Meu pai pigarreou pousando o prato com panquecas na minha frente. Eu tinha o olhar perdido na janela empoeirada do pequeno trailer que dividíamos, onde o som dos ruídos metálicos, resmungos e o tremular da lona do picadeiro me traziam a melancolia do sentimento de saudade crescente no peito. Sentiria falta das manhãs agitadas da bela bagunça dos preparativos e apresentações circenses. Eu pisquei, afastando as lágrimas que se acumulavam em meus olhos castanhos avelã. Sorri o melhor que pude para o olhar preocupado do meu pai.

"Vamos dar nosso melhor" murmurei para mim mesma entre as garfadas de panqueca "Este é o show final".

Ao terminar, eu me levantei, coloquei o prato na pia e prometi aos berros que faria as tarefas de casa do curso on-line mais tarde. Distanciei-me da casa metálica em direção aos caminhões plataforma que ladeavam a ainda-em-construção estrutura do circo.

Encontrei o esqueleto da pequena barraca da venda de ingressos no lugar de costume, um dos cantos das enormes estruturas de metal. Agarrei-o com facilidade, acostumada com o peso familiar daquelas barras e da lona listrada vermelha e branca pontilhada de estrelas com cheiro de mofo e terra.

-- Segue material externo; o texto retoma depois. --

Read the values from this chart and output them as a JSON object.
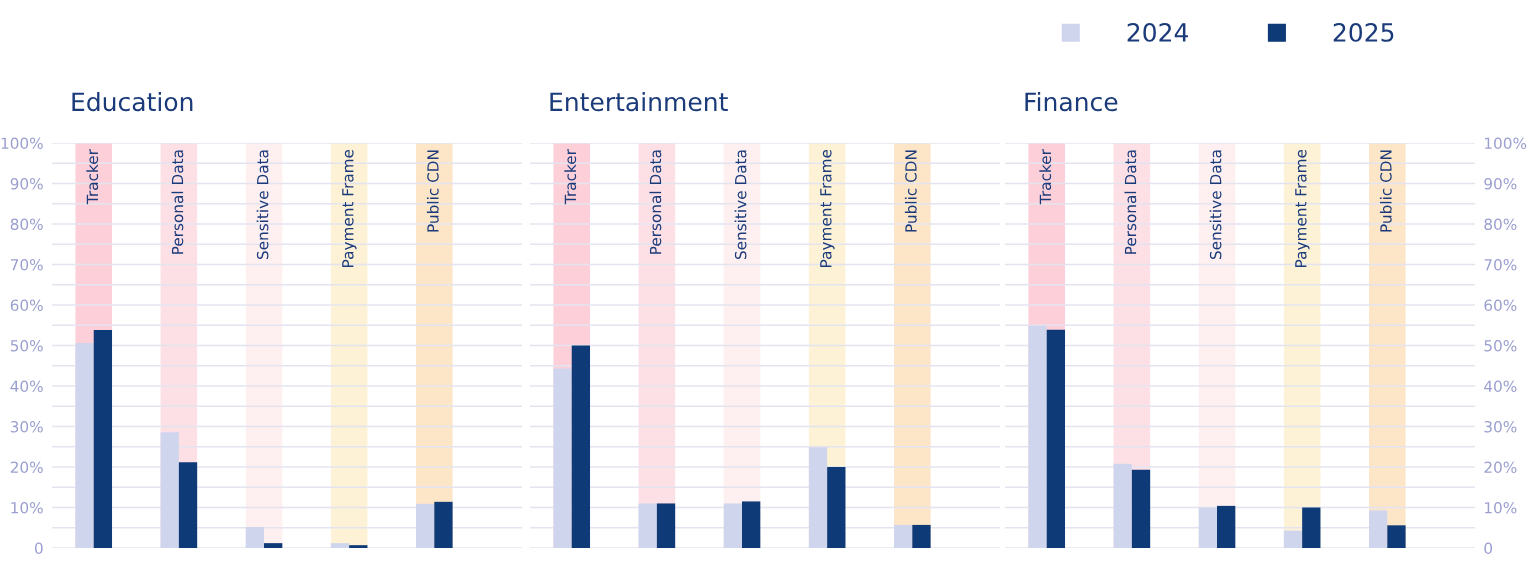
{
  "chart_data": [
    {
      "type": "bar",
      "title": "Education",
      "categories": [
        "Tracker",
        "Personal Data",
        "Sensitive Data",
        "Payment Frame",
        "Public CDN"
      ],
      "series": [
        {
          "name": "2024",
          "color": "#d0d5ee",
          "values": [
            50.6,
            28.6,
            5.2,
            1.2,
            10.9
          ]
        },
        {
          "name": "2025",
          "color": "#0f3a78",
          "values": [
            53.8,
            21.2,
            1.2,
            0.7,
            11.4
          ]
        }
      ],
      "bands": [
        {
          "axis": "x",
          "from": "Tracker",
          "to": "Tracker",
          "color": "#fdd0d9"
        },
        {
          "axis": "x",
          "from": "Personal Data",
          "to": "Personal Data",
          "color": "#fde0e5"
        },
        {
          "axis": "x",
          "from": "Sensitive Data",
          "to": "Sensitive Data",
          "color": "#fef0f0"
        },
        {
          "axis": "x",
          "from": "Payment Frame",
          "to": "Payment Frame",
          "color": "#fdf2d6"
        },
        {
          "axis": "x",
          "from": "Public CDN",
          "to": "Public CDN",
          "color": "#fde6c8"
        }
      ],
      "ylim": [
        0,
        100
      ],
      "yticks": [
        {
          "value": 0,
          "label": "0"
        },
        {
          "value": 5,
          "label": null
        },
        {
          "value": 10,
          "label": "10%"
        },
        {
          "value": 15,
          "label": null
        },
        {
          "value": 20,
          "label": "20%"
        },
        {
          "value": 25,
          "label": null
        },
        {
          "value": 30,
          "label": "30%"
        },
        {
          "value": 35,
          "label": null
        },
        {
          "value": 40,
          "label": "40%"
        },
        {
          "value": 45,
          "label": null
        },
        {
          "value": 50,
          "label": "50%"
        },
        {
          "value": 55,
          "label": null
        },
        {
          "value": 60,
          "label": "60%"
        },
        {
          "value": 65,
          "label": null
        },
        {
          "value": 70,
          "label": "70%"
        },
        {
          "value": 75,
          "label": null
        },
        {
          "value": 80,
          "label": "80%"
        },
        {
          "value": 85,
          "label": null
        },
        {
          "value": 90,
          "label": "90%"
        },
        {
          "value": 95,
          "label": null
        },
        {
          "value": 100,
          "label": "100%"
        }
      ],
      "grid": "y",
      "legend": "top right"
    },
    {
      "type": "bar",
      "title": "Entertainment",
      "categories": [
        "Tracker",
        "Personal Data",
        "Sensitive Data",
        "Payment Frame",
        "Public CDN"
      ],
      "series": [
        {
          "name": "2024",
          "color": "#d0d5ee",
          "values": [
            44.3,
            11.0,
            11.0,
            24.9,
            5.7
          ]
        },
        {
          "name": "2025",
          "color": "#0f3a78",
          "values": [
            50.0,
            11.0,
            11.5,
            20.0,
            5.7
          ]
        }
      ],
      "bands": [
        {
          "axis": "x",
          "from": "Tracker",
          "to": "Tracker",
          "color": "#fdd0d9"
        },
        {
          "axis": "x",
          "from": "Personal Data",
          "to": "Personal Data",
          "color": "#fde0e5"
        },
        {
          "axis": "x",
          "from": "Sensitive Data",
          "to": "Sensitive Data",
          "color": "#fef0f0"
        },
        {
          "axis": "x",
          "from": "Payment Frame",
          "to": "Payment Frame",
          "color": "#fdf2d6"
        },
        {
          "axis": "x",
          "from": "Public CDN",
          "to": "Public CDN",
          "color": "#fde6c8"
        }
      ],
      "ylim": [
        0,
        100
      ],
      "yticks": [
        {
          "value": 0,
          "label": null
        },
        {
          "value": 5,
          "label": null
        },
        {
          "value": 10,
          "label": null
        },
        {
          "value": 15,
          "label": null
        },
        {
          "value": 20,
          "label": null
        },
        {
          "value": 25,
          "label": null
        },
        {
          "value": 30,
          "label": null
        },
        {
          "value": 35,
          "label": null
        },
        {
          "value": 40,
          "label": null
        },
        {
          "value": 45,
          "label": null
        },
        {
          "value": 50,
          "label": null
        },
        {
          "value": 55,
          "label": null
        },
        {
          "value": 60,
          "label": null
        },
        {
          "value": 65,
          "label": null
        },
        {
          "value": 70,
          "label": null
        },
        {
          "value": 75,
          "label": null
        },
        {
          "value": 80,
          "label": null
        },
        {
          "value": 85,
          "label": null
        },
        {
          "value": 90,
          "label": null
        },
        {
          "value": 95,
          "label": null
        },
        {
          "value": 100,
          "label": null
        }
      ],
      "grid": "y",
      "tick_labels": "x"
    },
    {
      "type": "bar",
      "title": "Finance",
      "categories": [
        "Tracker",
        "Personal Data",
        "Sensitive Data",
        "Payment Frame",
        "Public CDN"
      ],
      "series": [
        {
          "name": "2024",
          "color": "#d0d5ee",
          "axis": "y2",
          "values": [
            54.9,
            20.8,
            10.0,
            4.3,
            9.3
          ]
        },
        {
          "name": "2025",
          "color": "#0f3a78",
          "axis": "y2",
          "values": [
            53.9,
            19.3,
            10.4,
            10.0,
            5.6
          ]
        }
      ],
      "bands": [
        {
          "axis": "x",
          "from": "Tracker",
          "to": "Tracker",
          "color": "#fdd0d9"
        },
        {
          "axis": "x",
          "from": "Personal Data",
          "to": "Personal Data",
          "color": "#fde0e5"
        },
        {
          "axis": "x",
          "from": "Sensitive Data",
          "to": "Sensitive Data",
          "color": "#fef0f0"
        },
        {
          "axis": "x",
          "from": "Payment Frame",
          "to": "Payment Frame",
          "color": "#fdf2d6"
        },
        {
          "axis": "x",
          "from": "Public CDN",
          "to": "Public CDN",
          "color": "#fde6c8"
        }
      ],
      "y2lim": [
        0,
        100
      ],
      "y2ticks": [
        {
          "value": 0,
          "label": "0"
        },
        {
          "value": 5,
          "label": null
        },
        {
          "value": 10,
          "label": "10%"
        },
        {
          "value": 15,
          "label": null
        },
        {
          "value": 20,
          "label": "20%"
        },
        {
          "value": 25,
          "label": null
        },
        {
          "value": 30,
          "label": "30%"
        },
        {
          "value": 35,
          "label": null
        },
        {
          "value": 40,
          "label": "40%"
        },
        {
          "value": 45,
          "label": null
        },
        {
          "value": 50,
          "label": "50%"
        },
        {
          "value": 55,
          "label": null
        },
        {
          "value": 60,
          "label": "60%"
        },
        {
          "value": 65,
          "label": null
        },
        {
          "value": 70,
          "label": "70%"
        },
        {
          "value": 75,
          "label": null
        },
        {
          "value": 80,
          "label": "80%"
        },
        {
          "value": 85,
          "label": null
        },
        {
          "value": 90,
          "label": "90%"
        },
        {
          "value": 95,
          "label": null
        },
        {
          "value": 100,
          "label": "100%"
        }
      ],
      "grid": "y"
    }
  ]
}
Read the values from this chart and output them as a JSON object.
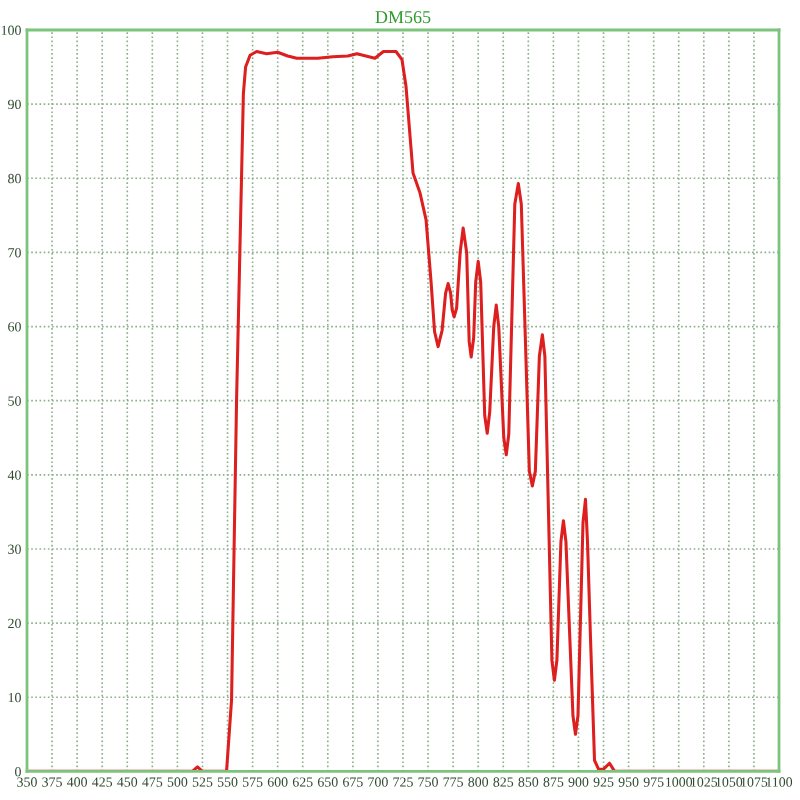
{
  "chart_data": {
    "type": "line",
    "title": "DM565",
    "x": [
      350,
      500,
      515,
      520,
      525,
      549,
      554,
      559,
      565.8,
      568,
      572.5,
      579,
      589,
      600,
      610,
      619,
      640,
      655,
      670,
      679,
      697,
      705.5,
      718,
      724,
      728,
      735,
      742,
      748,
      753,
      756.5,
      760,
      764,
      767.5,
      770,
      772.5,
      774,
      776,
      778.5,
      782,
      785,
      788.5,
      791,
      793,
      795.5,
      797.5,
      800,
      802.5,
      806.5,
      809,
      811.5,
      815.5,
      818,
      820.5,
      825.5,
      828,
      830.5,
      836.5,
      840,
      843,
      851,
      854,
      857,
      861,
      864,
      866.5,
      873.5,
      876,
      878.5,
      882.5,
      885,
      887.5,
      894.5,
      897,
      899.5,
      904.5,
      907,
      909,
      912,
      916,
      920,
      925,
      931,
      936,
      1100
    ],
    "values": [
      0,
      0,
      0,
      0.6,
      0,
      0,
      9.6,
      50,
      91.4,
      95,
      96.6,
      97.1,
      96.8,
      97,
      96.5,
      96.2,
      96.2,
      96.4,
      96.5,
      96.8,
      96.2,
      97.1,
      97.1,
      96,
      92.4,
      80.7,
      78,
      74.4,
      66,
      59.3,
      57.3,
      59.5,
      64.5,
      65.8,
      64.5,
      62.3,
      61.3,
      62.5,
      70,
      73.3,
      70,
      58,
      55.9,
      58.5,
      66,
      68.8,
      66,
      48,
      45.6,
      48.5,
      60,
      62.9,
      60,
      45,
      42.7,
      45.5,
      76.5,
      79.3,
      76.5,
      40.5,
      38.5,
      40.5,
      56,
      58.9,
      56,
      15,
      12.3,
      15,
      31,
      33.8,
      31,
      7.5,
      5,
      7.5,
      33.5,
      36.7,
      31,
      18,
      1.5,
      0.3,
      0.3,
      1.1,
      0,
      0
    ],
    "color": "#dd1f1f",
    "line_style": "solid",
    "marker": "none",
    "xlim": [
      350,
      1100
    ],
    "ylim": [
      0,
      100
    ],
    "xticks": [
      350,
      375,
      400,
      425,
      450,
      475,
      500,
      525,
      550,
      575,
      600,
      625,
      650,
      675,
      700,
      725,
      750,
      775,
      800,
      825,
      850,
      875,
      900,
      925,
      950,
      975,
      1000,
      1025,
      1050,
      1075,
      1100
    ],
    "yticks": [
      0,
      10,
      20,
      30,
      40,
      50,
      60,
      70,
      80,
      90,
      100
    ],
    "grid": true
  }
}
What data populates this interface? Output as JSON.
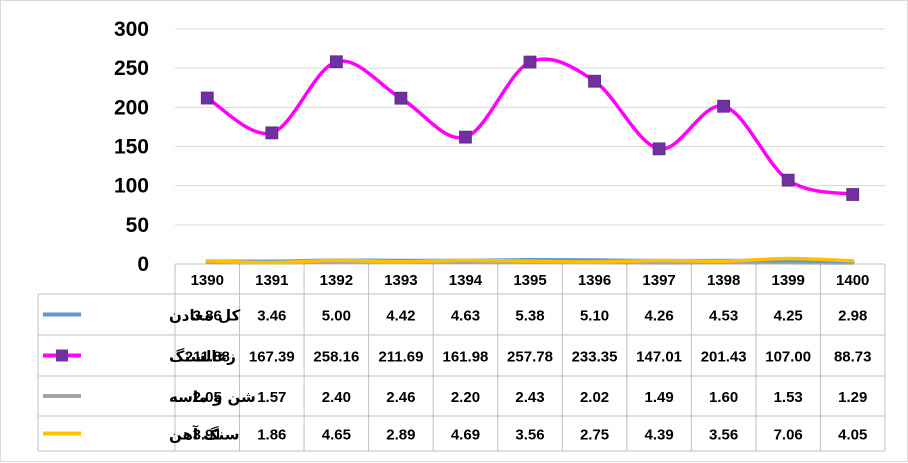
{
  "chart_data": {
    "type": "line",
    "title": "",
    "xlabel": "",
    "ylabel": "",
    "ylim": [
      0,
      300
    ],
    "yticks": [
      "0",
      "50",
      "100",
      "150",
      "200",
      "250",
      "300"
    ],
    "grid": true,
    "legend": "data-table-left",
    "categories": [
      "1390",
      "1391",
      "1392",
      "1393",
      "1394",
      "1395",
      "1396",
      "1397",
      "1398",
      "1399",
      "1400"
    ],
    "series": [
      {
        "name": "کل معادن",
        "color": "#5b9bd5",
        "marker": "none",
        "values": [
          3.86,
          3.46,
          5.0,
          4.42,
          4.63,
          5.38,
          5.1,
          4.26,
          4.53,
          4.25,
          2.98
        ],
        "labels": [
          "3.86",
          "3.46",
          "5.00",
          "4.42",
          "4.63",
          "5.38",
          "5.10",
          "4.26",
          "4.53",
          "4.25",
          "2.98"
        ]
      },
      {
        "name": "زغالسنگ",
        "color": "#ff00ff",
        "marker": "square",
        "marker_color": "#7030a0",
        "values": [
          211.88,
          167.39,
          258.16,
          211.69,
          161.98,
          257.78,
          233.35,
          147.01,
          201.43,
          107.0,
          88.73
        ],
        "labels": [
          "211.88",
          "167.39",
          "258.16",
          "211.69",
          "161.98",
          "257.78",
          "233.35",
          "147.01",
          "201.43",
          "107.00",
          "88.73"
        ]
      },
      {
        "name": "شن و ماسه",
        "color": "#a5a5a5",
        "marker": "none",
        "values": [
          2.05,
          1.57,
          2.4,
          2.46,
          2.2,
          2.43,
          2.02,
          1.49,
          1.6,
          1.53,
          1.29
        ],
        "labels": [
          "2.05",
          "1.57",
          "2.40",
          "2.46",
          "2.20",
          "2.43",
          "2.02",
          "1.49",
          "1.60",
          "1.53",
          "1.29"
        ]
      },
      {
        "name": "سنگ آهن",
        "color": "#ffc000",
        "marker": "none",
        "values": [
          3.91,
          1.86,
          4.65,
          2.89,
          4.69,
          3.56,
          2.75,
          4.39,
          3.56,
          7.06,
          4.05
        ],
        "labels": [
          "3.91",
          "1.86",
          "4.65",
          "2.89",
          "4.69",
          "3.56",
          "2.75",
          "4.39",
          "3.56",
          "7.06",
          "4.05"
        ]
      }
    ]
  }
}
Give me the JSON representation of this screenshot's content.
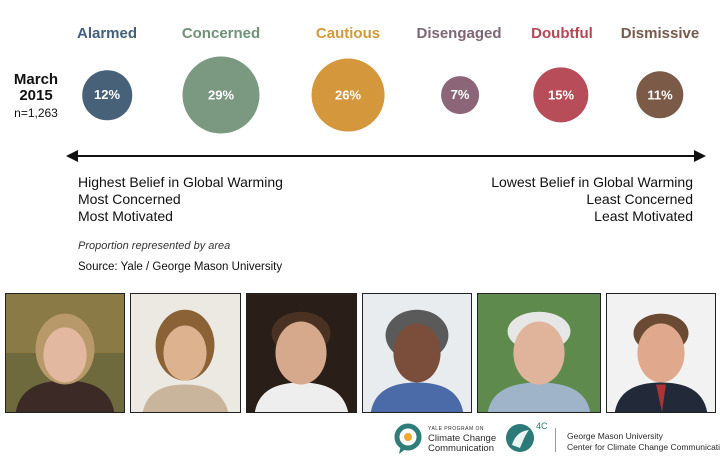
{
  "chart_data": {
    "type": "bubble",
    "survey": {
      "date": "March 2015",
      "n_label": "n=1,263"
    },
    "categories": [
      "Alarmed",
      "Concerned",
      "Cautious",
      "Disengaged",
      "Doubtful",
      "Dismissive"
    ],
    "values": [
      12,
      29,
      26,
      7,
      15,
      11
    ],
    "value_labels": [
      "12%",
      "29%",
      "26%",
      "7%",
      "15%",
      "11%"
    ],
    "colors": [
      "#466178",
      "#7b9880",
      "#d4973b",
      "#8c6678",
      "#b84d5a",
      "#7b5a48"
    ],
    "label_colors": [
      "#41607e",
      "#6f9278",
      "#d29a37",
      "#7f6675",
      "#b34753",
      "#765a4c"
    ],
    "left_description": [
      "Highest Belief in Global Warming",
      "Most Concerned",
      "Most Motivated"
    ],
    "right_description": [
      "Lowest Belief in Global Warming",
      "Least Concerned",
      "Least Motivated"
    ],
    "note": "Proportion represented by area",
    "source": "Source: Yale / George Mason University"
  },
  "footer": {
    "yale_small": "YALE PROGRAM ON",
    "yale_line1": "Climate Change",
    "yale_line2": "Communication",
    "fourc": "4C",
    "gmu_line1": "George Mason University",
    "gmu_line2": "Center for Climate Change Communication"
  },
  "colors": {
    "yale_logo": "#2e7d7a",
    "fourc_logo": "#2b7a78",
    "axis": "#111111"
  }
}
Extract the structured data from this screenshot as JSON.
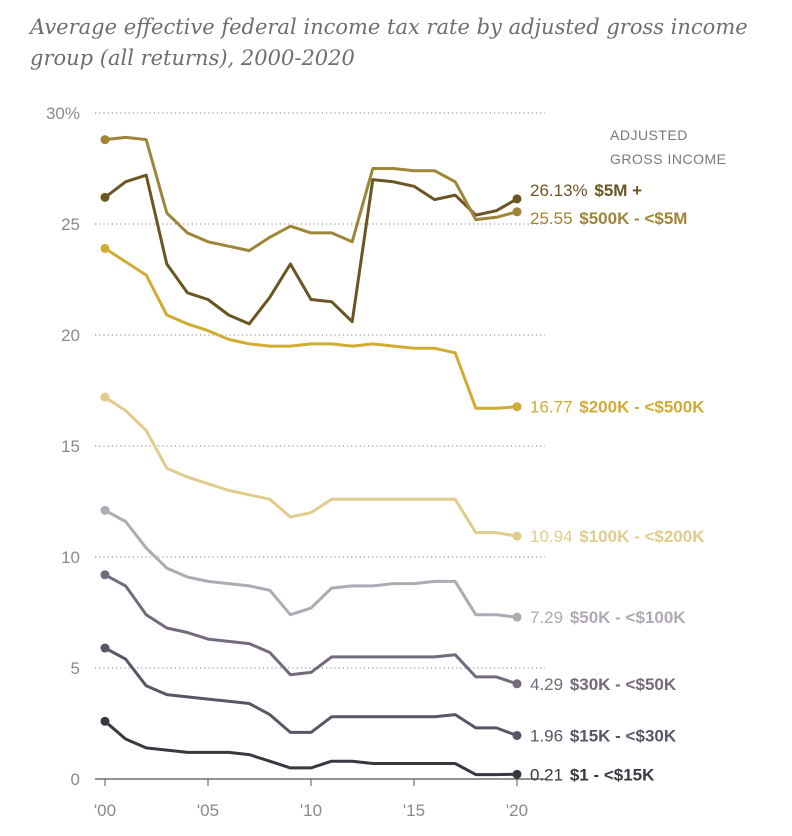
{
  "chart_data": {
    "type": "line",
    "title": "Average effective federal income tax rate by adjusted gross income group (all returns), 2000-2020",
    "legend_title_line1": "ADJUSTED",
    "legend_title_line2": "GROSS INCOME",
    "x": [
      2000,
      2001,
      2002,
      2003,
      2004,
      2005,
      2006,
      2007,
      2008,
      2009,
      2010,
      2011,
      2012,
      2013,
      2014,
      2015,
      2016,
      2017,
      2018,
      2019,
      2020
    ],
    "xlim": [
      2000,
      2020
    ],
    "ylim": [
      0,
      30
    ],
    "y_ticks": [
      0,
      5,
      10,
      15,
      20,
      25,
      30
    ],
    "y_tick_labels": [
      "0",
      "5",
      "10",
      "15",
      "20",
      "25",
      "30%"
    ],
    "x_ticks": [
      2000,
      2005,
      2010,
      2015,
      2020
    ],
    "x_tick_labels": [
      "'00",
      "'05",
      "'10",
      "'15",
      "'20"
    ],
    "grid": "horizontal dotted",
    "legend": "direct labels at line ends (right)",
    "series": [
      {
        "name": "$5M +",
        "end_label": "26.13%",
        "color": "#6b5523",
        "values": [
          26.2,
          26.9,
          27.2,
          23.2,
          21.9,
          21.6,
          20.9,
          20.5,
          21.7,
          23.2,
          21.6,
          21.5,
          20.6,
          27.0,
          26.9,
          26.7,
          26.1,
          26.3,
          25.4,
          25.6,
          26.13
        ]
      },
      {
        "name": "$500K - <$5M",
        "end_label": "25.55",
        "color": "#9e8537",
        "values": [
          28.8,
          28.9,
          28.8,
          25.5,
          24.6,
          24.2,
          24.0,
          23.8,
          24.4,
          24.9,
          24.6,
          24.6,
          24.2,
          27.5,
          27.5,
          27.4,
          27.4,
          26.9,
          25.2,
          25.3,
          25.55
        ]
      },
      {
        "name": "$200K - <$500K",
        "end_label": "16.77",
        "color": "#d1ac33",
        "values": [
          23.9,
          23.3,
          22.7,
          20.9,
          20.5,
          20.2,
          19.8,
          19.6,
          19.5,
          19.5,
          19.6,
          19.6,
          19.5,
          19.6,
          19.5,
          19.4,
          19.4,
          19.2,
          16.7,
          16.7,
          16.77
        ]
      },
      {
        "name": "$100K - <$200K",
        "end_label": "10.94",
        "color": "#e0cc8c",
        "values": [
          17.2,
          16.6,
          15.7,
          14.0,
          13.6,
          13.3,
          13.0,
          12.8,
          12.6,
          11.8,
          12.0,
          12.6,
          12.6,
          12.6,
          12.6,
          12.6,
          12.6,
          12.6,
          11.1,
          11.1,
          10.94
        ]
      },
      {
        "name": "$50K - <$100K",
        "end_label": "7.29",
        "color": "#b0a9b3",
        "values": [
          12.1,
          11.6,
          10.4,
          9.5,
          9.1,
          8.9,
          8.8,
          8.7,
          8.5,
          7.4,
          7.7,
          8.6,
          8.7,
          8.7,
          8.8,
          8.8,
          8.9,
          8.9,
          7.4,
          7.4,
          7.29
        ]
      },
      {
        "name": "$30K - <$50K",
        "end_label": "4.29",
        "color": "#756a7c",
        "values": [
          9.2,
          8.7,
          7.4,
          6.8,
          6.6,
          6.3,
          6.2,
          6.1,
          5.7,
          4.7,
          4.8,
          5.5,
          5.5,
          5.5,
          5.5,
          5.5,
          5.5,
          5.6,
          4.6,
          4.6,
          4.29
        ]
      },
      {
        "name": "$15K - <$30K",
        "end_label": "1.96",
        "color": "#5c5364",
        "values": [
          5.9,
          5.4,
          4.2,
          3.8,
          3.7,
          3.6,
          3.5,
          3.4,
          2.9,
          2.1,
          2.1,
          2.8,
          2.8,
          2.8,
          2.8,
          2.8,
          2.8,
          2.9,
          2.3,
          2.3,
          1.96
        ]
      },
      {
        "name": "$1 - <$15K",
        "end_label": "0.21",
        "color": "#3b3640",
        "values": [
          2.6,
          1.8,
          1.4,
          1.3,
          1.2,
          1.2,
          1.2,
          1.1,
          0.8,
          0.5,
          0.5,
          0.8,
          0.8,
          0.7,
          0.7,
          0.7,
          0.7,
          0.7,
          0.2,
          0.2,
          0.21
        ]
      }
    ]
  }
}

Eu não tinha nenhum trabalho grandioso nos espetáculos, nem me apresentava no picadeiro. Meu pai havia me proibido de participar das apresentações depois do acidente quando era criança. Eu fiquei presa no emaranhado dos panos das acrobatas de cabeça para baixo com pés enganchados em nós a seis metros do chão sem uma rede de segurança. Isso me rendera oito pontos na cabeça e uma bela cicatriz em forma de lua entre os cachos - após a queda.

Eu permiti que um suspiro escorresse pelos meus lábios ao deixar o peso da estrutura deslizar até o chão. Apanhei os fios em um coque frouxo do topo da cabeça e comecei a armar a barraca.

Assoprei uma mecha para fora do canto de visão terminando de fixar a tabuleta de preços na barraca. Era a pequena composição de um pequeno cubículo de tecido abafado com a palavra "Bilhetes" no topo da tenda de extremidade triangular, que quando pequena, adorava imaginá-la como a ameia da torre de um castelo.